Les stéréotypes, un reflet de la société

       L'usage du stéréotype et plus particulièrement de personnages types au cinéma revient à économiser la réflexion et est basé sur des aprioris . Il repose sur des « on dit » et relève souvent de prises de position simplistes . Les réalisateurs partent souvent du principe qu'un stéréotype correspond en tout ou en partie à la réalité . Ce mode de raisonnement permet à la fois de faire l'économie d'un discours argumenté et de ce que l'on ne connait pas .

       En plus d'être un divertissement, le cinéma est aussi là pour informer et faire découvrir la société au public. En effet il s'adapte aux phénomènes de société, l'apparition au cinéma de violeurs, de drogués, d'adolescentes enceintes proviennent forcément de faits de société modernes. Ils démontrent une évolution, un changement de la société vis-à-vis des films du début du XXème siècle par exemple.

       Une œuvre cinématographique ne manifeste pas non plus les seuls points de vue de ses auteurs et de leur culture. La vision même du film et les sentiments qu’elle provoque font appel au point de vue du spectateur. Celui-ci aussi est influencé par son propre milieu socioculturel, par le genre de film qu’il a l’habitude de voir et par ses préoccupations personnelles. Au final, un film confronte la subjectivité de celui qui le propose à celle de celui qui le voit, comme dans Romeo+Juliet de baz Luhrmann ou Marie-Antoinette de Sofia Coppola.

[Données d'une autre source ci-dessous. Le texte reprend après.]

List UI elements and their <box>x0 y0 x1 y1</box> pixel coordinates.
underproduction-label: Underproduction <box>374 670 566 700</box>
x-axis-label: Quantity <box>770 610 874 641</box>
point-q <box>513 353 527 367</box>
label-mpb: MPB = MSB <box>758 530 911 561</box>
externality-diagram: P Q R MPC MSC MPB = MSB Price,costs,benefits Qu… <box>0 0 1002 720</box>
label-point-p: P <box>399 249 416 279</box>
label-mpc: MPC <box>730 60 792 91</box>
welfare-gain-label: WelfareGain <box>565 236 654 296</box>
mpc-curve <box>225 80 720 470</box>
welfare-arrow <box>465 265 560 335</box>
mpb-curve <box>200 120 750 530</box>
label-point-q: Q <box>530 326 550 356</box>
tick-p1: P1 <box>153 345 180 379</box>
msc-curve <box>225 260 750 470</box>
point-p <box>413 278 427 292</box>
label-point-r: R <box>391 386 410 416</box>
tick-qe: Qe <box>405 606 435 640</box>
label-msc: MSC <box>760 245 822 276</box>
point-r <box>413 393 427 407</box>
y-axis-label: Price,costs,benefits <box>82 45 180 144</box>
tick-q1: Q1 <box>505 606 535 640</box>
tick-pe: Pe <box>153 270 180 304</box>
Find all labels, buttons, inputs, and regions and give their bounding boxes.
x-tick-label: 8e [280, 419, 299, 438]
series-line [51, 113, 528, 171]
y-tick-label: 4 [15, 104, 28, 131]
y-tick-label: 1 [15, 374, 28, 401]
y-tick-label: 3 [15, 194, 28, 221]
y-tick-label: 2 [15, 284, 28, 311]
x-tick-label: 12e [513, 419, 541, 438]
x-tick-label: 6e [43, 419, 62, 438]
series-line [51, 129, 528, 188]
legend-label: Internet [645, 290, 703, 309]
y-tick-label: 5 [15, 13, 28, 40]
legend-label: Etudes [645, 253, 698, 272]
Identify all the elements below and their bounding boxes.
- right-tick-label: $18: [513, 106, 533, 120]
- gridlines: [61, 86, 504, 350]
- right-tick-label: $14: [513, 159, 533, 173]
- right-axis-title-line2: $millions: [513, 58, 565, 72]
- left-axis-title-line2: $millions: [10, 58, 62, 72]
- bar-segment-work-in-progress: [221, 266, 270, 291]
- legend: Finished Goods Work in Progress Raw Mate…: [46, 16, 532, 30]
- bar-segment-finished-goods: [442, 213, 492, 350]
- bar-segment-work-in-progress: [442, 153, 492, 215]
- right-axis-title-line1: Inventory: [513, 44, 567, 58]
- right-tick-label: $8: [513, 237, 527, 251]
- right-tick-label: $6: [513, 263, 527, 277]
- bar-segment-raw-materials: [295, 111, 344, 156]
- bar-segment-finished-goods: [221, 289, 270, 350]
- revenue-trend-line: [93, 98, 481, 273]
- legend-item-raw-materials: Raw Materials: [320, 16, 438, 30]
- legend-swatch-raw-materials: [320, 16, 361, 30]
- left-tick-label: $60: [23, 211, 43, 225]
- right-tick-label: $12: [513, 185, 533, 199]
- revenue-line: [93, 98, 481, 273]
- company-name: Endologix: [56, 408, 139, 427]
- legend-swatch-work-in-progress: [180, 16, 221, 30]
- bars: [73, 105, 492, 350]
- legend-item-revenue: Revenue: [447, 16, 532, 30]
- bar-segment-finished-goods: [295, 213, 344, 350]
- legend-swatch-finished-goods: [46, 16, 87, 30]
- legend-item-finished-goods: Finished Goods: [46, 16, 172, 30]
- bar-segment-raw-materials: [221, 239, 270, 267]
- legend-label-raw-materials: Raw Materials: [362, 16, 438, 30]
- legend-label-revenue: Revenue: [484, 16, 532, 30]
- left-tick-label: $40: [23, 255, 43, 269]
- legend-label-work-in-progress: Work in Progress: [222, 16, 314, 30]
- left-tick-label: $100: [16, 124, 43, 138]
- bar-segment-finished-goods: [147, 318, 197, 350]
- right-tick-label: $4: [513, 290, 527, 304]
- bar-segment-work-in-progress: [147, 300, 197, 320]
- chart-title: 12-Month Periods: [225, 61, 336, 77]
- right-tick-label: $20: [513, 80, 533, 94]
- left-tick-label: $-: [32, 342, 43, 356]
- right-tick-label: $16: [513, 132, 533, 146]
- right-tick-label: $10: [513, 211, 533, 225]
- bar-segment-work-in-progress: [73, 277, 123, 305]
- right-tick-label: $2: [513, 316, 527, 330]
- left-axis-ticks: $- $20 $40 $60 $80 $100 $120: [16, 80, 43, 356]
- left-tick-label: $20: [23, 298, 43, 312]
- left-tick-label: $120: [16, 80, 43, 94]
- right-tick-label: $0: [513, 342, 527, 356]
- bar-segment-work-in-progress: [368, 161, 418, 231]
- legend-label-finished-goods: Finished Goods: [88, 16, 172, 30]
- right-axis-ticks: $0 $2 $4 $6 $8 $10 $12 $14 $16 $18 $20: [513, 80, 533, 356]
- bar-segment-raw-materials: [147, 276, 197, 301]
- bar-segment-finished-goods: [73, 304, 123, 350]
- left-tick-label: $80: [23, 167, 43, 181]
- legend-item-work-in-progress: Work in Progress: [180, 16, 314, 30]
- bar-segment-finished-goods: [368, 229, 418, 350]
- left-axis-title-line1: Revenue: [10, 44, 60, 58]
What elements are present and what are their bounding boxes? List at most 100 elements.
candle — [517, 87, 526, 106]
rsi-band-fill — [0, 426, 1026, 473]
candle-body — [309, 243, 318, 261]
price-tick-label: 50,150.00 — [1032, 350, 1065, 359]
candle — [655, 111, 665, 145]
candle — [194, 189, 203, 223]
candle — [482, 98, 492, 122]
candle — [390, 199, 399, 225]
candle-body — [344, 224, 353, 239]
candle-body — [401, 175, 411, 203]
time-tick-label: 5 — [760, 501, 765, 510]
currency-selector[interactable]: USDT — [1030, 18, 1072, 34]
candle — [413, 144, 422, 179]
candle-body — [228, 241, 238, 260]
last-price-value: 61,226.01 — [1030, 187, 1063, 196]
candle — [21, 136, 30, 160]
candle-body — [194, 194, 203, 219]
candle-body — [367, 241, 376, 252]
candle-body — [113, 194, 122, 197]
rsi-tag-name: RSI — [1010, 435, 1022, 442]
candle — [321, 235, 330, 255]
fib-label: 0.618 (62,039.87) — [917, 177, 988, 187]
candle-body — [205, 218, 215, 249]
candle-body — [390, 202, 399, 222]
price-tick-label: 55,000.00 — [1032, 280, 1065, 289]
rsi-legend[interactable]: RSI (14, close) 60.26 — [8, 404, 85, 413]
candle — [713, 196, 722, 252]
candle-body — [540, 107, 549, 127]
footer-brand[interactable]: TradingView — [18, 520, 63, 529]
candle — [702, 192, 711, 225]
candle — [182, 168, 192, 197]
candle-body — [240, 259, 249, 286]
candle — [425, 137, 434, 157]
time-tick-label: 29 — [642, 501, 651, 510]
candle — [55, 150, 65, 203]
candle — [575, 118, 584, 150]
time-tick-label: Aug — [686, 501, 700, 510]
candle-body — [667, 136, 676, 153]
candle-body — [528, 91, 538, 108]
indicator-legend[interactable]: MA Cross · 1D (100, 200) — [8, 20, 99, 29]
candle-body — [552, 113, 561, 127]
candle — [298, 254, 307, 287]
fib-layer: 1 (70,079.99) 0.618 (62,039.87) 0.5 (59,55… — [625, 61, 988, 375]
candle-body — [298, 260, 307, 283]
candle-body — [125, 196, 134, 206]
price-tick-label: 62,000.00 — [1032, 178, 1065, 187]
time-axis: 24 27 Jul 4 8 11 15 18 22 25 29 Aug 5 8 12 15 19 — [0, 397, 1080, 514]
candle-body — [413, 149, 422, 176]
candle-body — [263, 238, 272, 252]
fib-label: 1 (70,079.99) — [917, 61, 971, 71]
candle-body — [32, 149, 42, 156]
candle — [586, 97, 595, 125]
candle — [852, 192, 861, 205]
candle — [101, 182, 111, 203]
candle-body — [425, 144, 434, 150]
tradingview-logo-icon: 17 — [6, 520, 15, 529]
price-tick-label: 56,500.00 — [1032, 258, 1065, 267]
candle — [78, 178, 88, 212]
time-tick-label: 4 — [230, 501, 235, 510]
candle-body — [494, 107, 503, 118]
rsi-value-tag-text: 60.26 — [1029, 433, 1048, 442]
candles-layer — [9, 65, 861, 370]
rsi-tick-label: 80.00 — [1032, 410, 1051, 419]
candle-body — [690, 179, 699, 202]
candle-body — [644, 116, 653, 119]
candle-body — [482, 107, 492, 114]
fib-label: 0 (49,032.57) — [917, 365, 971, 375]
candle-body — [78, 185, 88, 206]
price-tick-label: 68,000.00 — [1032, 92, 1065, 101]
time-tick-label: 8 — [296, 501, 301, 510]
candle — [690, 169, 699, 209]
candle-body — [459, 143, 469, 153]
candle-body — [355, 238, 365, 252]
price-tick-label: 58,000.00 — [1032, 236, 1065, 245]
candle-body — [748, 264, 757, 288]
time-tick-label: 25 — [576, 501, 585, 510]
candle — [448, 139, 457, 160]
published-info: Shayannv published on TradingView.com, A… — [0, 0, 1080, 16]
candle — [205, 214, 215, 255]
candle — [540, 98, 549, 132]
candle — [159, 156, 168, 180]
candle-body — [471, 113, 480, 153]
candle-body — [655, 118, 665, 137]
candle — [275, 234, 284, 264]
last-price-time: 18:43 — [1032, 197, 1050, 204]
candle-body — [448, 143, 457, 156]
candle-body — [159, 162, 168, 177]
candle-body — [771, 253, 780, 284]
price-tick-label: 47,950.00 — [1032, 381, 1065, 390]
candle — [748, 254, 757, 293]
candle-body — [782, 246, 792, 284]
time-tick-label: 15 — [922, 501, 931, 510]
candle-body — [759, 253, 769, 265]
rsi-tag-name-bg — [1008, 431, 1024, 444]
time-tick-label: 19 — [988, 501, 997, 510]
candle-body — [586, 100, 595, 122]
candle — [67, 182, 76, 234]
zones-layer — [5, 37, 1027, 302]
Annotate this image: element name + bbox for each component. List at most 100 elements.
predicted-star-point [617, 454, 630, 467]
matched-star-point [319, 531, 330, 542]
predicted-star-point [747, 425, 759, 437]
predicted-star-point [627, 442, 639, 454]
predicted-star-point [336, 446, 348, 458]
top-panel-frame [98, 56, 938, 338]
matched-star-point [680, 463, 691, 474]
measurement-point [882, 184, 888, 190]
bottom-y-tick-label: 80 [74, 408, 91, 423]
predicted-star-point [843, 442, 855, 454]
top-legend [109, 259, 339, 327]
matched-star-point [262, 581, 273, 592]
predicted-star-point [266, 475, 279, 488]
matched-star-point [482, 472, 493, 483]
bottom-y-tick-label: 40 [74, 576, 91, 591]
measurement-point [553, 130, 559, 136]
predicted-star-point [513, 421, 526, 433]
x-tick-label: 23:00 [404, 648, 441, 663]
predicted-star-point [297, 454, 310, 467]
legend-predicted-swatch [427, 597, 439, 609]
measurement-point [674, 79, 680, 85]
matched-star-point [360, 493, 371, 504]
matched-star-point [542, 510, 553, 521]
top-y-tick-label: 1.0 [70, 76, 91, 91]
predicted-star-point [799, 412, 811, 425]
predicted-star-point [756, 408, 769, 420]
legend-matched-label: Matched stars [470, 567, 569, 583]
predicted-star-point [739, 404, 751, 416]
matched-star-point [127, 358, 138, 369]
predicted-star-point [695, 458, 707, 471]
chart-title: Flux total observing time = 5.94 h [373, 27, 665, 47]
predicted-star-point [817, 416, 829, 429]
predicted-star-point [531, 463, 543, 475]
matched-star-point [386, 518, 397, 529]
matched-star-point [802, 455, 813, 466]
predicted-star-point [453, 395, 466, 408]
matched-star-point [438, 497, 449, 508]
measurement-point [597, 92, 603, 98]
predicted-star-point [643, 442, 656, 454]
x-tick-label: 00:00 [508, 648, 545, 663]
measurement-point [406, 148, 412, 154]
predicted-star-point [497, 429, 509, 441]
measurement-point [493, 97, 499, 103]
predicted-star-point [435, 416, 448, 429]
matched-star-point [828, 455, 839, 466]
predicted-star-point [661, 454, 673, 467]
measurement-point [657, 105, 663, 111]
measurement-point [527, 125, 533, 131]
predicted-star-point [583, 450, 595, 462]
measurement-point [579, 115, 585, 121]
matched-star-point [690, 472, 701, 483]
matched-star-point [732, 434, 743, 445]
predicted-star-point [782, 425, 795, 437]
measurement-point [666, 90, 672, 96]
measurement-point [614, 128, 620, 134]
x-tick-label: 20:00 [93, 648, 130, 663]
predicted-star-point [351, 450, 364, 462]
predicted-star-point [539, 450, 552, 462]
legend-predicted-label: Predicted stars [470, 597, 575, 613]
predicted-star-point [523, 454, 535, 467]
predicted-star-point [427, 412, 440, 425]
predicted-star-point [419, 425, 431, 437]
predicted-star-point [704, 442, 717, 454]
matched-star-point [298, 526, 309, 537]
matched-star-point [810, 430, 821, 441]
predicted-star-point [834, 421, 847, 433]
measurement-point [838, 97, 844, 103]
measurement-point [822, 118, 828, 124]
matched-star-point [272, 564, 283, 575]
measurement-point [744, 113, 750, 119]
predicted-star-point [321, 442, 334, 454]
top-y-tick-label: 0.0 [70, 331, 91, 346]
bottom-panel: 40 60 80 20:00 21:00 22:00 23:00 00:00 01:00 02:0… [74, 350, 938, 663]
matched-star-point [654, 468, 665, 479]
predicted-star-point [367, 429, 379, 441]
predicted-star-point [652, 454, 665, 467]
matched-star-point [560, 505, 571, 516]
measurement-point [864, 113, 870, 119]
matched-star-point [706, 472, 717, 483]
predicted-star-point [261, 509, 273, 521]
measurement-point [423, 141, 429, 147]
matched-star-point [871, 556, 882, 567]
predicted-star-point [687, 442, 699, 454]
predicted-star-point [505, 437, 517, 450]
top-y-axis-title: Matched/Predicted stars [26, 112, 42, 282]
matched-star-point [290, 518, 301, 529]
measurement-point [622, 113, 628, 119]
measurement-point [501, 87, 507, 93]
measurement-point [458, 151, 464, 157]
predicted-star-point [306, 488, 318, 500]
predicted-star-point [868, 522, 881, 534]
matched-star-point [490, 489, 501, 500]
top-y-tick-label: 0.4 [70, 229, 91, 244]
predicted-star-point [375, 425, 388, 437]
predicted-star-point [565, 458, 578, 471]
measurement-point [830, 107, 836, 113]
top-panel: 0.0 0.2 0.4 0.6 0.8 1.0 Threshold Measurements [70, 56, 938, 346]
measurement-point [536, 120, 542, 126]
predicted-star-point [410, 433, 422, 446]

      Ce dernier n’est pas un film historique ; c’est un film contemplatif où l’on retrouve tout l’univers de la réalisatrice Sofia Coppola. Le contexte historique n’est pas respecté ; de nombreuses erreurs sur la réalité des faits et sur le physique de certains personnages sont visibles, la bande originale du film est créée par des groupes contemporains, des éléments du XXème siècle sont glissés dans les scènes : c’est la signature de la réalisatrice que d’insérer des anachronismes artistiques qui donnent à voir un film esthétique et léger. Sofia Coppola se base sur une époque uniquement dans le but de privilégier et gratifier l’esthétique de cette époque comme la mode Louis XXVI, le personnage mythique de Marie-Antoinette, l’ambiance revisitée de la Cour du Roi et bien sûr l’architecture ; le film se déroule principalement au château de Versailles, ainsi qu’à l’Opéra de Paris, construit d’ailleurs un siècle plus tard que l’époque où est sensée se dérouler l’action.



    Parallèlement, les stéréotypes permettent aussi d'illustrer une société en changement, en évolution par le biais de personnages types reflétant les caractéristiques d'une époque. Ainsi, dans A bout de souffle, Jean-Luc Godard met en scène les clichés les plus grossiers. Depuis les auto-stoppeuses au début du film que Michel décide de ne pas prendre parce qu’« elles sont trop moches », le film véhicule les opinions très stéréotypées de son principal protagoniste. Les « idées toutes faites » et les attitudes machistes abondent : « Les femmes au volant, c’est la lâcheté personnifiée », « Jamais d’argent chez les femmes », « J’ai envie de recoucher avec toi… ça veut dire que je t’aime », « Les femmes ne veulent jamais faire en 8 secondes ce qu’elles voudraient faire 8 jours après » (Michel en feuilletant une revue « de charme »), « Les femmes c’est toujours les demi-mesures, moi ça me détruit le moral », « Quand une fille dit que tout va bien et qu’elle a du mal à allumer une cigarette, c’est qu’elle a peur de quelque chose ».

Michel : « Pourquoi tu veux pas recoucher avec moi ? / Patricia : « […] je voudrais qu’on soit Roméo et Juliette » / Michel : « Oh la la, c’est bien des idées de fille ça », « Vous êtes cons, les Américains, la preuve c’est que vous adorez Lafayette et Maurice Chevalier, alors que c’est justement les plus cons de tous les Français »,
« Les cambrioleurs cambriolent, les assassins assassinent. Les amoureux s’aiment. » Ces raisonnements fallacieux sont si récurrents que l’on peut considérer qu’ils relèvent de la farce, de l’exagération comique, de la dénonciation ou d’une interrogation sur le sens  et sur l’absurde.



       De même, l'adaptation cinématographique d'un roman n'est pas un simple véhicule des contenus et sujets ni même mythes transmis par les oeuvres littéraires. Elle est au premier chef une opération de lecture qui dépend de la culture et du monde de références de l'auteur et du spectateur. Ex: Lolita de nabokov et l'adaptation de Kubrick. C'est dans doute l'une des caractéristiques majeures du cinéma classique que d'avoir revisité les mythes dont s'était nourrie la littérature. Il les a non seulement recontextualisés mais dans bien des cas cristallisés ou bien revivifiés, en fonction de l'époque et du mouvement cinématographique du réalisateur.